We have demonstrated that prenatal diagnosis improves certain measures of neonatal morbidity. Others have reported that prenatal diagnosis decreases neonatal metabolic acidosis [2, 4, 13, 16]. Although we found no statistically significant impact of prenatal diagnosis on neonatal acid–base status, we did see decreased use of ventilators, antibiotics, and cardiac catheterization, and fewer emergent surgeries among the prenatal diagnosis group. These findings can be attributed in part to the anticipation of medical needs of patients with a fetal diagnosis of CHD and the institution of medical support before clinical status deterioration, avoiding the poor status that is the usual presentation of the POSTdx infant. The majority of our PREdx cohort (82%) was born at our institution, thus allowing the immediate delivery of medical support, including prostaglandin, which is vital for the maintenance of ductal patency in a ductal-dependent lesion. In addition, the development of cyanosis and respiratory distress in an infant without a prenatal CHD diagnosis often prompts intubation and a sepsis workup, further explaining the higher prevalence of these findings in the postnatal diagnosis group. Furthermore, infants born at outside institutions may have been intubated for the purposes of transportation to our center. The decreased use of cardiac catheterization in the prenatal diagnosis group may be accounted for by the high proportion of POSTdx infants with TGA, who often require balloon atrial septostomy, and those with TAPVR, who may undergo diagnostic cardiac catheterizations to delineate the anatomic pathways of the anomalous pulmonary veins. Similarly, the association with emergent surgery may be explained by the TAPVR anatomic subgroup, many of whom present in distress and are urgently repaired.

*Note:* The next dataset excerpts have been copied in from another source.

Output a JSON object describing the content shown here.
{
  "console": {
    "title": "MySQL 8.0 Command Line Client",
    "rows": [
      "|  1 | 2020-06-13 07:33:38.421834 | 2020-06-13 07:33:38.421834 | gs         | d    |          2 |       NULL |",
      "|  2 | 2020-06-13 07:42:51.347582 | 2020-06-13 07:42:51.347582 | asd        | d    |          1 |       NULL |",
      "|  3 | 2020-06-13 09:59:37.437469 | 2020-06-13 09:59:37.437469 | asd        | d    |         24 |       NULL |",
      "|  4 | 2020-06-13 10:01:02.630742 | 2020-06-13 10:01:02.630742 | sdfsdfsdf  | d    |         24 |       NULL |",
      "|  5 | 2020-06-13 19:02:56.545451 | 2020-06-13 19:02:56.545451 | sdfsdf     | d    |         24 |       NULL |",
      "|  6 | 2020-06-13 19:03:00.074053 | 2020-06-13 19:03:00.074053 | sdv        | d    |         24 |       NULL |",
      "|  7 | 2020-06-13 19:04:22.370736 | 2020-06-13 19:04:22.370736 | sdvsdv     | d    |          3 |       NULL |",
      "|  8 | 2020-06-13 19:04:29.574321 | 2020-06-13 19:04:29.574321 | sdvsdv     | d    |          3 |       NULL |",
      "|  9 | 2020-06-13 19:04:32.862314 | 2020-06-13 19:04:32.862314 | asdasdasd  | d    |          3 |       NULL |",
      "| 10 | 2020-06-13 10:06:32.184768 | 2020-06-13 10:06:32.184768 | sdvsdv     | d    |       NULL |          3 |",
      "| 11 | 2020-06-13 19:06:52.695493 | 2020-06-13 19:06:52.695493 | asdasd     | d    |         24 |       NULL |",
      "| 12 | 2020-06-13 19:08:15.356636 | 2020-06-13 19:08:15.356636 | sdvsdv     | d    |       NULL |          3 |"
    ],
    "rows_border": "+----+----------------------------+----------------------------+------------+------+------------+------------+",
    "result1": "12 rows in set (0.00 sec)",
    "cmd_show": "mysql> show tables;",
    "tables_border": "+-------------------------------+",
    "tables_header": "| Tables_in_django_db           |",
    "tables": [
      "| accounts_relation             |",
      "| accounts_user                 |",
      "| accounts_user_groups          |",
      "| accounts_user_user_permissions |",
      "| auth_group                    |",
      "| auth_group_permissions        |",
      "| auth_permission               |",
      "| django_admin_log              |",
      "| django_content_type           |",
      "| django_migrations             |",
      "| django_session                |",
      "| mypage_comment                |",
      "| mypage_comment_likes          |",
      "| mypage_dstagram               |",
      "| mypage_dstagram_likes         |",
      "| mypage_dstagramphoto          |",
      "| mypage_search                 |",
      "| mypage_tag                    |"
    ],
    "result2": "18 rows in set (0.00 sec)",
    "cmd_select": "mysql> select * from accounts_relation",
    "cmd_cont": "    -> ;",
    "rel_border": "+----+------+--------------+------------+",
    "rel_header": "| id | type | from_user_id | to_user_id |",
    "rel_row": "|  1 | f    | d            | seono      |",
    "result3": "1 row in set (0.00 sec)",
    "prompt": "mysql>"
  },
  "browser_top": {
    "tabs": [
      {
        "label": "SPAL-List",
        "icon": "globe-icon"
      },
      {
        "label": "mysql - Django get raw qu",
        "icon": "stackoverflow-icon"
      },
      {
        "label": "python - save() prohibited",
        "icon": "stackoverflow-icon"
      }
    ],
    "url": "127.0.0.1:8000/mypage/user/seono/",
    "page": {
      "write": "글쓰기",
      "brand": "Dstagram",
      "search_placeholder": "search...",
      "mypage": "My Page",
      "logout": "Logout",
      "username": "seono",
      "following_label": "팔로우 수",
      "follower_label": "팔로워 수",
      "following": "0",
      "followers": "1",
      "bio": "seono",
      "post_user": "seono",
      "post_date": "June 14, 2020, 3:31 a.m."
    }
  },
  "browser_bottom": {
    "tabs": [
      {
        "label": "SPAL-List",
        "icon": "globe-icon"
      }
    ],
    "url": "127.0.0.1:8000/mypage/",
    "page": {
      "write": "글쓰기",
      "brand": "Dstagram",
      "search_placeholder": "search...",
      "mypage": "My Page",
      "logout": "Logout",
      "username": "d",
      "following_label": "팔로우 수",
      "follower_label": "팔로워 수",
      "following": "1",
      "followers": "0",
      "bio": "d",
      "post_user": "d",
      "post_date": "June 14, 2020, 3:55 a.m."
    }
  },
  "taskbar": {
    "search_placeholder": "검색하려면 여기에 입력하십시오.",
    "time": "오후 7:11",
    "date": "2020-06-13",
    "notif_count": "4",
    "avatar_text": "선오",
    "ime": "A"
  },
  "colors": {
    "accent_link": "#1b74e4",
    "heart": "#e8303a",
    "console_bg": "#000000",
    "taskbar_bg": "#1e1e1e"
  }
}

We found no association between prenatal diagnosis and DOL of surgery or hospital LOS, even when controlling for lesion severity. Although median hospital LOS was longer in the prenatal diagnosis group in a univariate analysis, the association was no longer significant in multivariate analysis. Copel et al. demonstrated that prenatal diagnosis was associated with an overall increase in neonatal hospital LOS and hospital expenses for live-born infants and postulated that this might be due to increased illness severity in the PREdx cohort [3].

Limitations

Our study consisted of a retrospective review of data. Only infants who survived to cardiac surgery were captured in this analysis; therefore, the effect of prenatal diagnosis on overall neonatal mortality cannot be assessed with the present data. In addition, our sample does not include pregnancies that were terminated. It has been our experience that few fetuses with a prenatal diagnosis of CHD seen at our institution are terminated, which is likely due to selection bias: patients who have decided to continue the pregnancy seek care at a tertiary-level referral center, whereas patients wishing to terminate the pregnancy may do so locally. One could postulate that prenatal diagnosis of CHD may lead to increased terminations of pregnancy, especially among fetuses with more severe lesions and with additional significant anomalies. All of these factors may confound our ability to establish a causal relation between prenatal diagnosis and neonatal outcomes.

Conclusion

Prenatal diagnosis of complex CHD is now more common than postnatal diagnosis; levels were as high as 75% overall in the final year of our study. Prenatal diagnosis is more likely to occur in lesions of higher severity. Despite representing more severe lesions, prenatal diagnosis was associated with decreased neonatal morbidity, including decreased use of mechanical ventilation, antibiotics, and emergent surgery. Prenatal diagnosis did not impact DOL of surgery, hospital LOS, or mortality. Further investigation into the impact of prenatal diagnosis on DOL of surgery and hospital LOS is needed. The positive economic impact of more efficient management of these patients is also an important consideration. Advanced prenatal knowledge of an indication for cardiac surgery may allow for the optimization of factors beyond immediate neonatal resuscitation that affect neonate survival, including labor, delivery, and operative repair.